Significant events, such as a birth or a death, force us to revisit the topic of life. Most days we slide on by, carrying on our regular activities, but once in a while we have a chance to slow down and ask once again, “What is life really about?” Thankfully, from a Christian perspective, we can narrow it down quite succinctly:

All this is from God, who reconciled us to himself through Christ and gave us the ministry of reconciliation that God was reconciling the world to himself in Christ, not counting people’s sins against them. And he has committed to us the message of reconciliation. We are therefore Christ’s ambassadors, as though God were making his appeal through us. We beg you on Christ’s behalf: Be reconciled to God. God made him who had no sin to be sin for us, so that in him we might become the righteousness of God. (2 Corinthians 5:18-21)

With only a few words, Paul words summarizes the meaning of the cosmos: (1) God was, and is, reconciling the world to Himself; (2) God does not count our sins against us; (3) and we have been given the message of reconciliation. Everything else should be influenced by those truths.
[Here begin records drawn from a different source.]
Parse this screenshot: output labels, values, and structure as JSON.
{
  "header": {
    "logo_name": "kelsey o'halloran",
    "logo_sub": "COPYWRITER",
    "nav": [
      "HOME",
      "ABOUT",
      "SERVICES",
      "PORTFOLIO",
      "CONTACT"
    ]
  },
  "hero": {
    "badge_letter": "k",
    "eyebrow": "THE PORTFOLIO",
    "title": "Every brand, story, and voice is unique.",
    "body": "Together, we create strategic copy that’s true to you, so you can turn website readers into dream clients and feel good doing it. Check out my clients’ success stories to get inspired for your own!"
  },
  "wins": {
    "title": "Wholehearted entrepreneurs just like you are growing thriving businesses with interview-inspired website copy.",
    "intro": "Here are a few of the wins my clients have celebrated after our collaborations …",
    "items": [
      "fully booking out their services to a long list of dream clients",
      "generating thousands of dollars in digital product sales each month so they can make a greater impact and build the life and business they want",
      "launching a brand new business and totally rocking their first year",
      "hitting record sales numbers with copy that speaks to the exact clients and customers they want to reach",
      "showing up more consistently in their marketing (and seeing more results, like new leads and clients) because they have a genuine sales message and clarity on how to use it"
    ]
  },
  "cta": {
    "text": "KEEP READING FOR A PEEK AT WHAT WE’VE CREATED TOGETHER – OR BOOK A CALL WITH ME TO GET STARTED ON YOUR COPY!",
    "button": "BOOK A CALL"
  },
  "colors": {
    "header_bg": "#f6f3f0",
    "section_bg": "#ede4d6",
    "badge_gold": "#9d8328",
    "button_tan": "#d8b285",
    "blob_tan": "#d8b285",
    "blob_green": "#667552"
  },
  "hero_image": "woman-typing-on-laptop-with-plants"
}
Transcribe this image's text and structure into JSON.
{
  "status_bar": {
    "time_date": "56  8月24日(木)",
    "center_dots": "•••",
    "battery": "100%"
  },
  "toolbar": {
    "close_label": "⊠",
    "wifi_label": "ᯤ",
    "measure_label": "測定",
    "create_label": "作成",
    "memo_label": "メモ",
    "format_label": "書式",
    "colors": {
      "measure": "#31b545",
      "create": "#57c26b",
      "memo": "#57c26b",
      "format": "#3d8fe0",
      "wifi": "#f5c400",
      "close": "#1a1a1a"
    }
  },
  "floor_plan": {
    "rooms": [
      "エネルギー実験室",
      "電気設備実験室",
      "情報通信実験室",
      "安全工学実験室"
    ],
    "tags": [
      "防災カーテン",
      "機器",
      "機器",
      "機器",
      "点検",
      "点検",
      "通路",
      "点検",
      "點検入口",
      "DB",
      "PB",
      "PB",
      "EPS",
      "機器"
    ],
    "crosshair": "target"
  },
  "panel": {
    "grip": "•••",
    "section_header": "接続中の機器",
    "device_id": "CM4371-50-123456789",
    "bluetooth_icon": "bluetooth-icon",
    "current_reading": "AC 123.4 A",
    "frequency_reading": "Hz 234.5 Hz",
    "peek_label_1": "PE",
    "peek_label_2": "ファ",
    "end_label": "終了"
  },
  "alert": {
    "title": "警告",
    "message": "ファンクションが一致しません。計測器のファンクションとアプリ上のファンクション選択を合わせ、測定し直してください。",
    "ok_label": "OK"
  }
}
On a given day, we tend to forget about one or more of those aspects. We forget about God’s global perspective and the breadth of His salvation. We forget about the problem of sin and how God extends His mercy to us. Or we forget to beg others to be reconciled. On some days, maybe we forget all three.

Life is a jumble of activities, but let us never lose sight of what life is about. Whether you are breathing your first breath, driving to work, kissing your spouse, or saying your farewells, it all begins and end with God. The joy of life is that we can all be reconciled.